Miranda's comments follow director John Chu, after critics called out the film for it's lack of dark-skinned Afro-Latinx actors, misrepresenting the ethnic diversity of the neighborhood it's celebrating.
It may not be quite as egregious as "Friends" and "Seinfeld" almost completely whitewashing New York City, but Lin-Manuel Miranda's "In the Heights" is coming under scrutiny for its lack of accurate representation of the people who live in the Washington Heights neighborhood it celebrates.
In particular, both Miranda and the film's director, John Chu, have responded to criticisms that the film offers up mostly lighter-skinned Latino stars -- especially in lead roles -- despite a strong presence of dark-skinned Afro-Latino people living in the community.
"I’m seeing the discussion around Afro-Latinx representation in our film this weekend and it is clear that many in our dark-skinned Afro-Latinx community don’t feel sufficiently represented within it, particularly among the leading roles," Miranda wrote on social media.
"In trying to paint a mosaic of this community, we fell short," he conceded. "I’m truly sorry."
Miranda explained that he wrote "In the Heights" because he didn't feel seen, and that it's been his goal for the past two decades "for us -- ALL of us -- to feel seen." And so, the feedback that this casting still left some feeling unseen resonated with him.
"I'm learning from the feedback, I thank you for raising it, and I'm listening," he wrote.
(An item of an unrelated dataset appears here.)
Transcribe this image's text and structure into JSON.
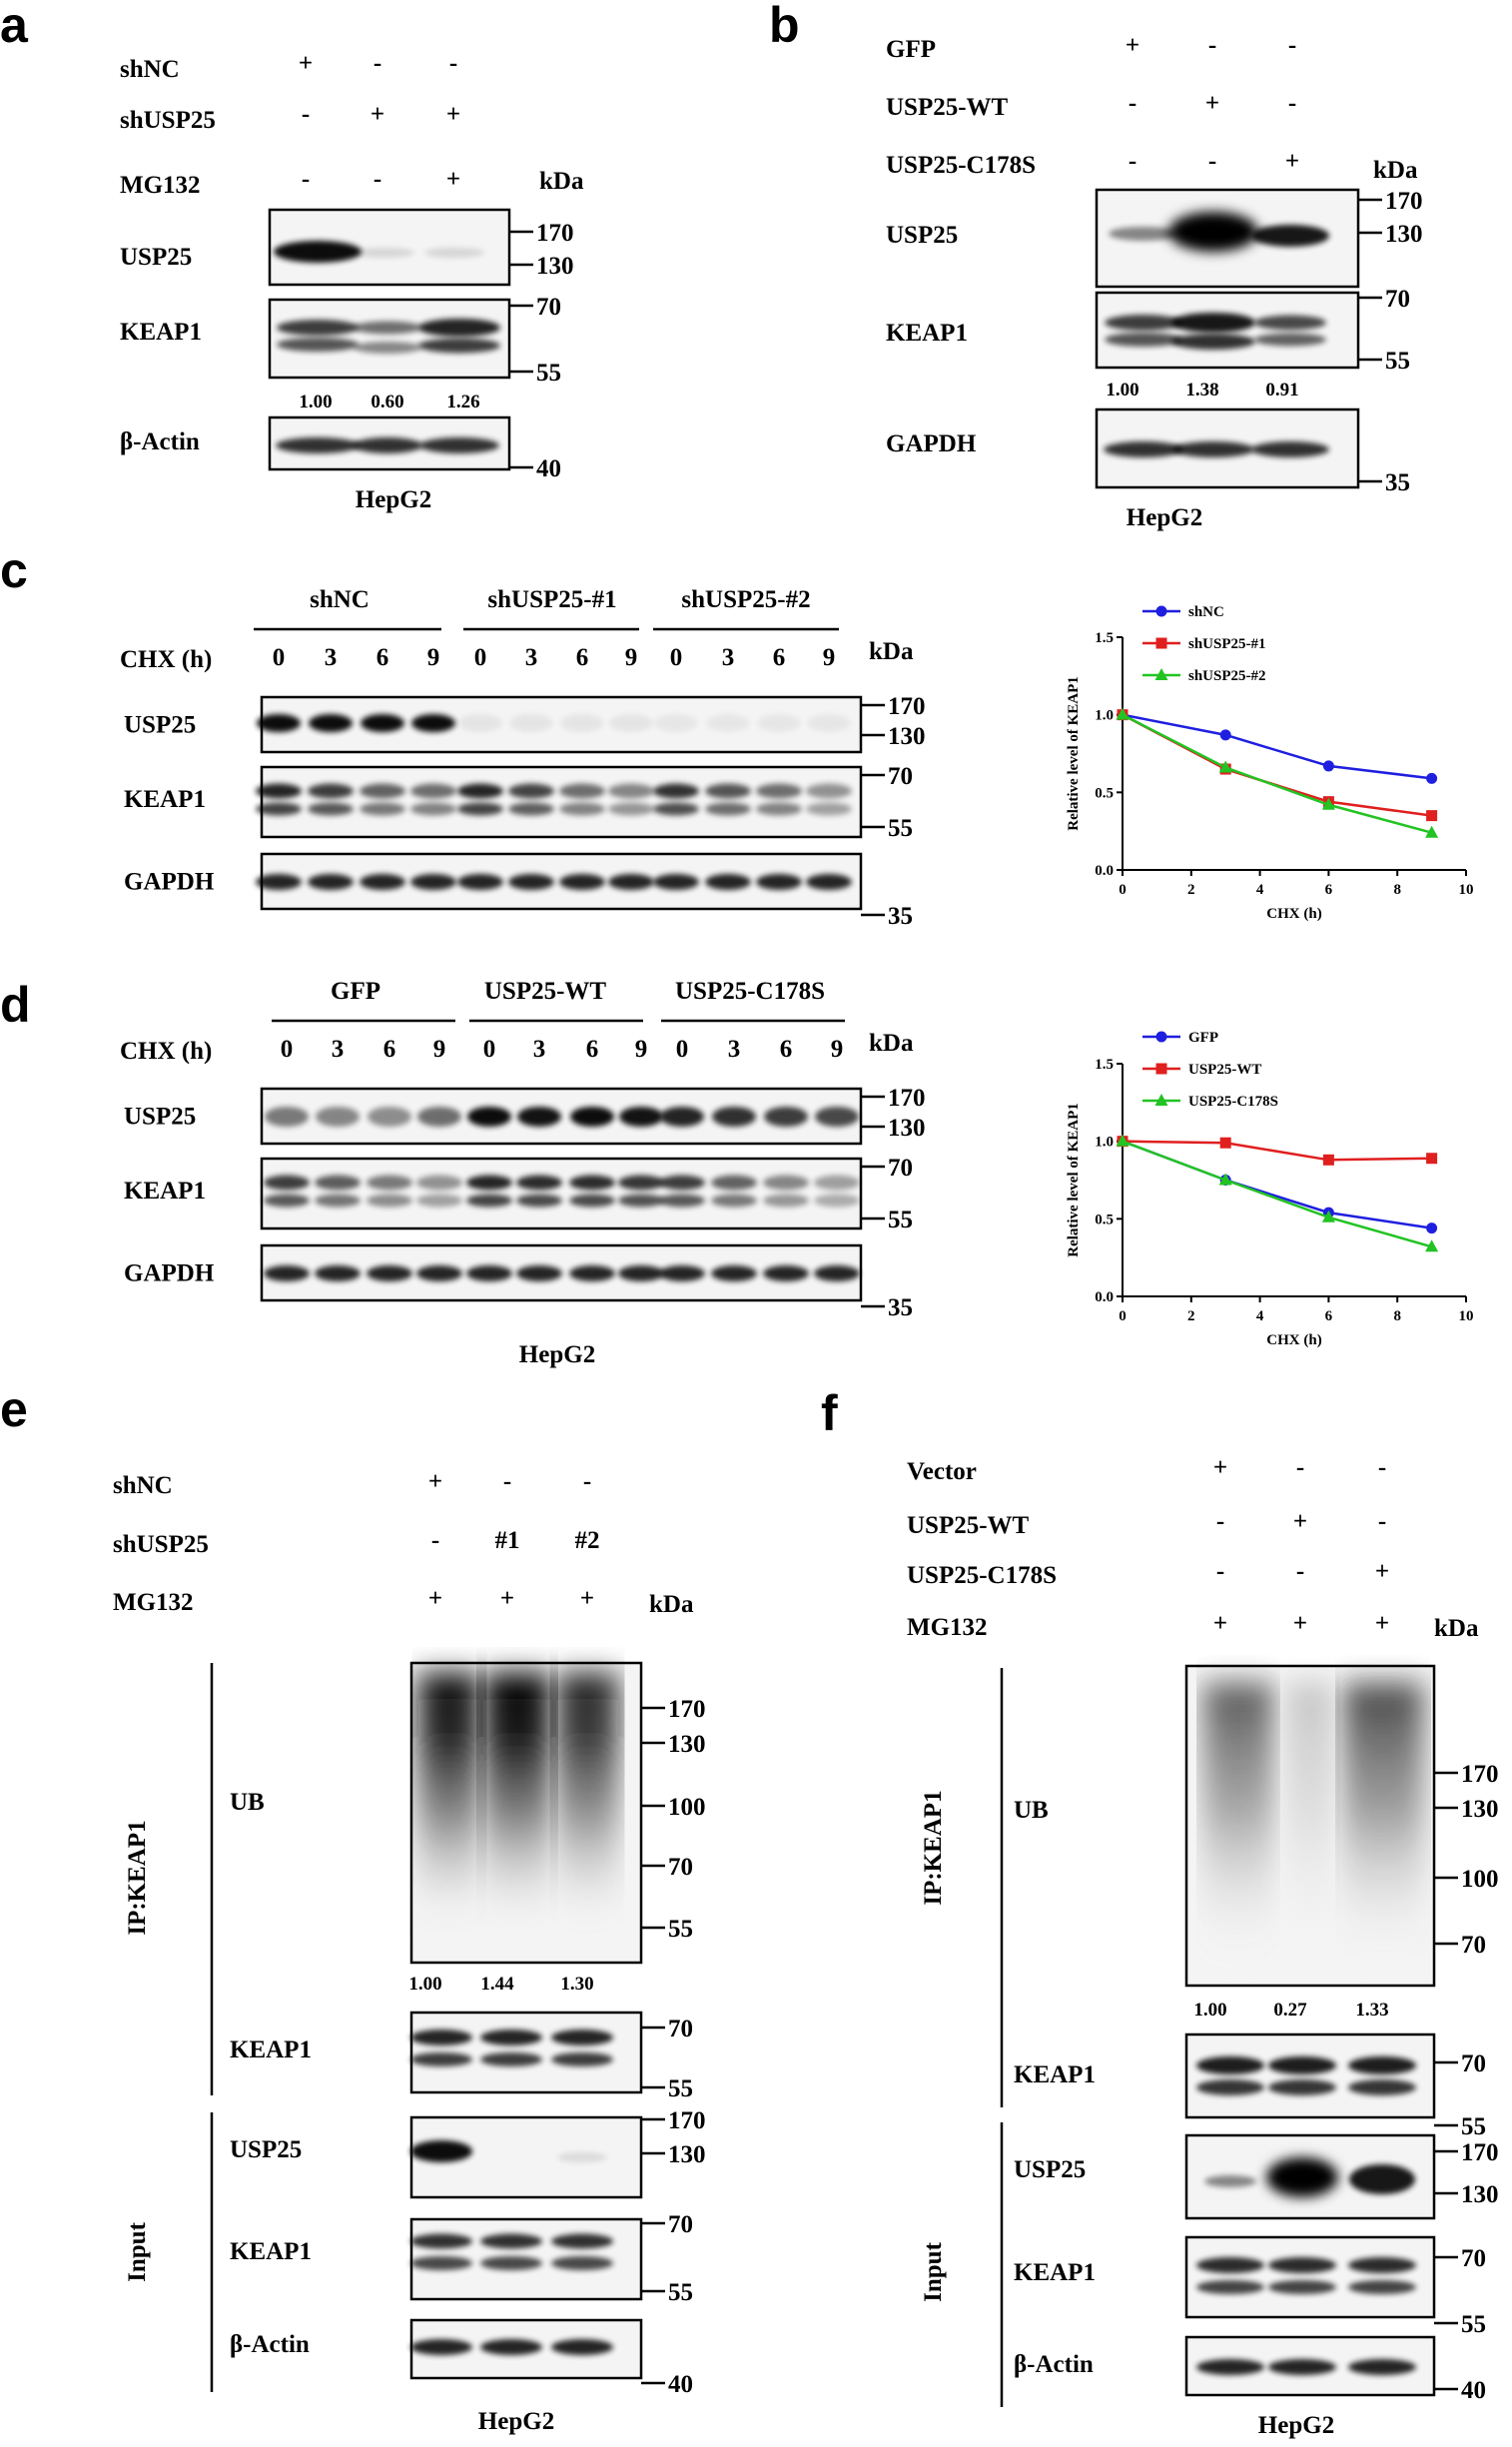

He then promised to do better in the future, writing, "I'm dedicated to the learning and evolving we all have to do to make sure we are honoring our diverse and vibrant community."
His comments came after some expressed frustration with Chu's comments regarding the lack of Afro-Latinx representation in the film. The director was asked about it prior to the film's release in an interview with The Root.
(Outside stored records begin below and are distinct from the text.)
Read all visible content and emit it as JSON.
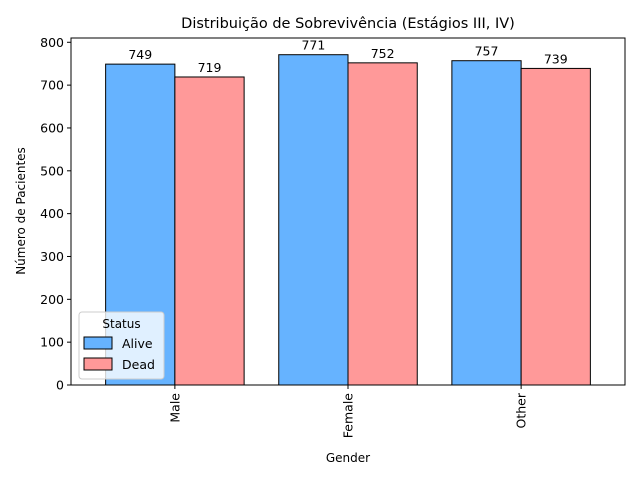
{
  "chart_data": {
    "type": "bar",
    "title": "Distribuição de Sobrevivência (Estágios III, IV)",
    "xlabel": "Gender",
    "ylabel": "Número de Pacientes",
    "categories": [
      "Male",
      "Female",
      "Other"
    ],
    "series": [
      {
        "name": "Alive",
        "values": [
          749,
          771,
          757
        ],
        "color": "#66b3ff"
      },
      {
        "name": "Dead",
        "values": [
          719,
          752,
          739
        ],
        "color": "#ff9999"
      }
    ],
    "ylim": [
      0,
      810
    ],
    "yticks": [
      0,
      100,
      200,
      300,
      400,
      500,
      600,
      700,
      800
    ],
    "grid": false,
    "legend": {
      "title": "Status",
      "position": "lower-left"
    }
  }
}
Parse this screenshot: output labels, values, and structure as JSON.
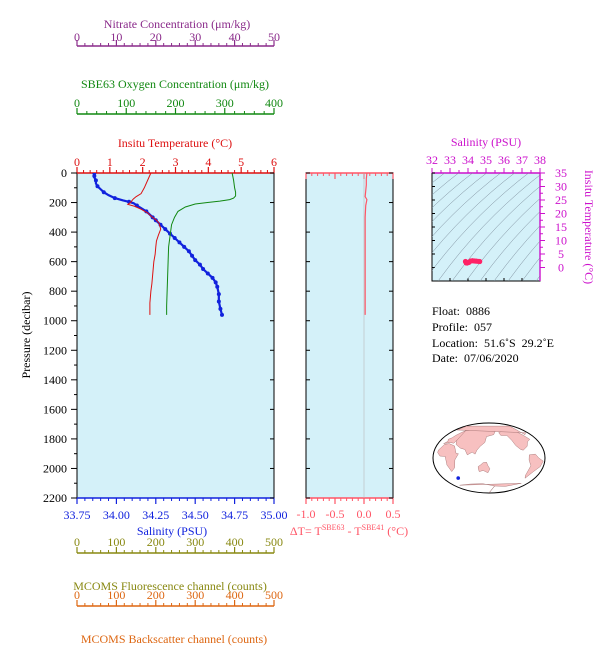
{
  "colors": {
    "nitrate": "#8a2a8a",
    "oxygen": "#118811",
    "temperature": "#dd1111",
    "salinity": "#1122dd",
    "fluorescence": "#888811",
    "backscatter": "#dd6611",
    "ts_axis": "#cc11cc",
    "dt": "#ff5566",
    "panel_bg": "#d4f1f9"
  },
  "chart_data": [
    {
      "type": "line",
      "panel": "profile",
      "ylabel": "Pressure (decibar)",
      "ylim": [
        2200,
        0
      ],
      "y_ticks": [
        0,
        200,
        400,
        600,
        800,
        1000,
        1200,
        1400,
        1600,
        1800,
        2000,
        2200
      ],
      "axes": {
        "nitrate": {
          "label": "Nitrate Concentration (μm/kg)",
          "lim": [
            0,
            50
          ],
          "ticks": [
            0,
            10,
            20,
            30,
            40,
            50
          ]
        },
        "oxygen": {
          "label": "SBE63 Oxygen Concentration (μm/kg)",
          "lim": [
            0,
            400
          ],
          "ticks": [
            0,
            100,
            200,
            300,
            400
          ]
        },
        "temperature": {
          "label": "Insitu Temperature (°C)",
          "lim": [
            0,
            6
          ],
          "ticks": [
            0,
            1,
            2,
            3,
            4,
            5,
            6
          ]
        },
        "salinity": {
          "label": "Salinity (PSU)",
          "lim": [
            33.75,
            35.0
          ],
          "ticks": [
            "33.75",
            "34.00",
            "34.25",
            "34.50",
            "34.75",
            "35.00"
          ]
        },
        "fluorescence": {
          "label": "MCOMS Fluorescence channel (counts)",
          "lim": [
            0,
            500
          ],
          "ticks": [
            0,
            100,
            200,
            300,
            400,
            500
          ]
        },
        "backscatter": {
          "label": "MCOMS Backscatter channel (counts)",
          "lim": [
            0,
            500
          ],
          "ticks": [
            0,
            100,
            200,
            300,
            400,
            500
          ]
        }
      },
      "series": [
        {
          "key": "salinity",
          "x": [
            33.86,
            33.86,
            33.86,
            33.86,
            33.87,
            33.87,
            33.88,
            33.9,
            33.92,
            33.95,
            33.99,
            34.04,
            34.08,
            34.11,
            34.13,
            34.16,
            34.19,
            34.21,
            34.23,
            34.25,
            34.28,
            34.31,
            34.34,
            34.37,
            34.4,
            34.43,
            34.46,
            34.48,
            34.5,
            34.53,
            34.55,
            34.58,
            34.61,
            34.63,
            34.64,
            34.65,
            34.65,
            34.66,
            34.67
          ],
          "y": [
            0,
            10,
            20,
            30,
            50,
            70,
            90,
            110,
            130,
            150,
            170,
            185,
            195,
            205,
            220,
            240,
            260,
            280,
            300,
            320,
            350,
            380,
            410,
            440,
            470,
            500,
            530,
            560,
            590,
            620,
            650,
            680,
            710,
            740,
            770,
            820,
            870,
            920,
            960
          ]
        },
        {
          "key": "temperature",
          "x": [
            2.25,
            2.15,
            2.05,
            1.95,
            1.8,
            1.72,
            1.68,
            1.65,
            1.6,
            1.55,
            1.75,
            1.95,
            2.15,
            2.3,
            2.42,
            2.5,
            2.55,
            2.48,
            2.42,
            2.4,
            2.38,
            2.34,
            2.32,
            2.3,
            2.28,
            2.25,
            2.22,
            2.22
          ],
          "y": [
            0,
            50,
            100,
            140,
            160,
            175,
            185,
            195,
            205,
            212,
            225,
            245,
            270,
            300,
            320,
            340,
            380,
            420,
            460,
            500,
            550,
            600,
            650,
            700,
            750,
            800,
            880,
            960
          ]
        },
        {
          "key": "oxygen",
          "x": [
            315,
            318,
            320,
            322,
            322,
            318,
            310,
            290,
            265,
            240,
            220,
            205,
            198,
            192,
            190,
            188,
            186,
            185,
            184,
            183,
            182,
            182
          ],
          "y": [
            0,
            50,
            100,
            130,
            155,
            170,
            180,
            190,
            200,
            210,
            230,
            260,
            300,
            350,
            400,
            450,
            500,
            600,
            700,
            800,
            900,
            960
          ]
        }
      ]
    },
    {
      "type": "line",
      "panel": "delta_t",
      "xlabel_main": "ΔT= T",
      "xlabel_sup1": "SBE63",
      "xlabel_mid": " - T",
      "xlabel_sup2": "SBE41",
      "xlabel_unit": " (°C)",
      "xlim": [
        -1.0,
        0.5
      ],
      "x_ticks": [
        "-1.0",
        "-0.5",
        "0.0",
        "0.5"
      ],
      "ylim": [
        2200,
        0
      ],
      "series": [
        {
          "key": "dt",
          "x": [
            0.05,
            0.04,
            0.04,
            0.03,
            0.02,
            0.05,
            0.03,
            0.02,
            0.02,
            0.02,
            0.02,
            0.02,
            0.02
          ],
          "y": [
            0,
            40,
            80,
            120,
            160,
            180,
            220,
            300,
            400,
            500,
            700,
            850,
            960
          ]
        }
      ]
    },
    {
      "type": "scatter",
      "panel": "ts_diagram",
      "title": "Salinity (PSU)",
      "xlim": [
        32,
        38
      ],
      "x_ticks": [
        32,
        33,
        34,
        35,
        36,
        37,
        38
      ],
      "ylabel": "Insitu Temperature (°C)",
      "ylim": [
        -5,
        35
      ],
      "y_ticks": [
        0,
        5,
        10,
        15,
        20,
        25,
        30,
        35
      ],
      "points": {
        "salinity": [
          33.86,
          33.87,
          33.9,
          33.95,
          34.05,
          34.15,
          34.25,
          34.35,
          34.45,
          34.55,
          34.65
        ],
        "temperature": [
          2.25,
          2.15,
          1.7,
          1.65,
          1.9,
          2.4,
          2.5,
          2.42,
          2.35,
          2.3,
          2.22
        ]
      }
    }
  ],
  "info": {
    "float": "Float:  0886",
    "profile": "Profile:  057",
    "location": "Location:  51.6˚S  29.2˚E",
    "date": "Date:  07/06/2020"
  },
  "map": {
    "marker_lat": -51.6,
    "marker_lon": 29.2
  }
}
While acknowledging that it was a worthy conversation to have, Chu told the outlet, "In the end, when we were looking at the cast, we tried to get the people that were best for those roles."
"Listen, we’re not gonna get everything right in a movie, we tried our best on all fronts of it," he added. "I do think there’s something to be said about sharing in experiences and me never wanting to say I know what I’m doing but to just give room to everybody to speak up about what we’re doing at that moment."
Released on June 10 to theaters, and streaming on HBO Max, "In the Heights" came in second at the box office in its opening weekend behind "A Quiet Place Part II, underperforming expectations with $11.3 million. The film was initially projected to gross $25-35 million in its opening.